Archaeologists have discovered a mysterious underground structure with painted walls hidden beneath a Mayan ball court in Mexico that was once played by the Maya and other Mesoamerican peoples.
Archaeologists used advanced aerial laser scanning techniques to see what lay beneath a previously discovered ancient ball court in Campeche, Mexico, and found the mysterious structure.
The exploration focused on a plot of approximately 140 square kilometers in the Balam Kú Biosphere Reserve.
The structure dates back to the Early Classic period of the Maya civilization between 200 and 600 AD, and could provide insight into life in South America before the Spanish conquest, according to a statement from Mexico's National Institute of Anthropology and History.
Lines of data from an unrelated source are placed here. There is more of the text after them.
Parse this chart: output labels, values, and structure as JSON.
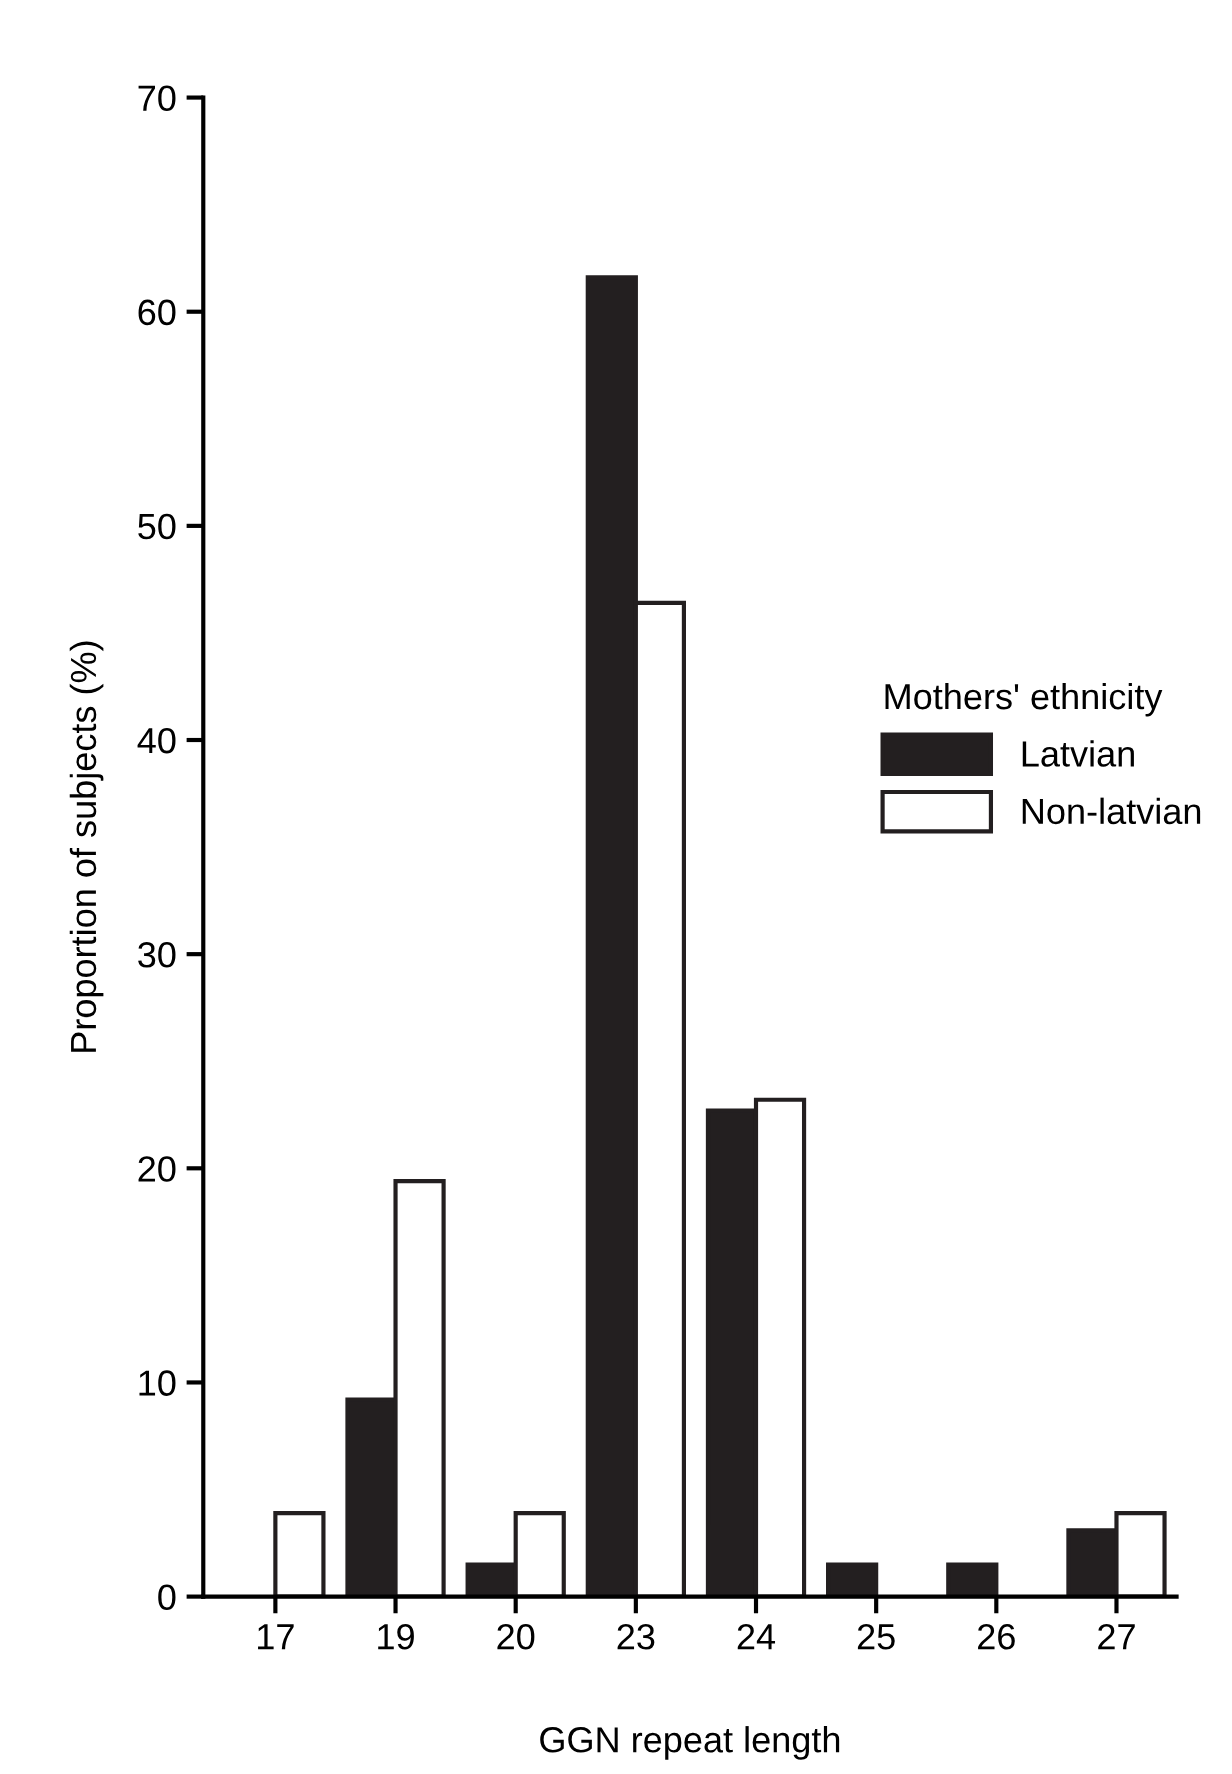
{
  "chart_data": {
    "type": "bar",
    "xlabel": "GGN repeat length",
    "ylabel": "Proportion of subjects (%)",
    "legend_title": "Mothers' ethnicity",
    "categories": [
      "17",
      "19",
      "20",
      "23",
      "24",
      "25",
      "26",
      "27"
    ],
    "series": [
      {
        "name": "Latvian",
        "color": "#231f20",
        "values": [
          0,
          9.2,
          1.5,
          61.6,
          22.7,
          1.5,
          1.5,
          3.1
        ]
      },
      {
        "name": "Non-latvian",
        "color": "#ffffff",
        "values": [
          3.9,
          19.4,
          3.9,
          46.4,
          23.2,
          0,
          0,
          3.9
        ]
      }
    ],
    "ylim": [
      0,
      70
    ],
    "yticks": [
      0,
      10,
      20,
      30,
      40,
      50,
      60,
      70
    ],
    "legend": "right",
    "grid": false
  }
}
“We found parts of an earlier building with painted walls,” archaeologist Evan Sprajc of the Institute for Anthropological and Spatial Studies told Live Science. “Only additional excavations may reveal the form and function of this basic building. The unavoidable impression is that the Maya culture in this area that we have just discovered was significantly less elaborate than in Petén, to the south, and the areas of Chinch and Chactun, to the north and east.”
Scientists suspect the structure may have been "important," given that ball courts are typically found only at major Maya sites and are centers of regional political organization.
They said the ancient site probably experienced its highest levels of occupancy during the Late Classic and Final periods, around AD 600-1000, due to late migrations and population growth into more suitable surrounding areas.
On top of this pyramid structure, the scientists found artifacts, including ceramic vessels, a ceramic animal leg and a flint blade.
These artifacts, which were probably left as offerings, date to around 1250-1524 AD in the Late Postclassic period shortly before the Spanish conquest.
The elements at the top of the pyramid indicate a weak population presence after a long period in which the central lowlands suffered political disintegration and radical demographic decline in the centuries before the arrival of Europeans, the scientists said.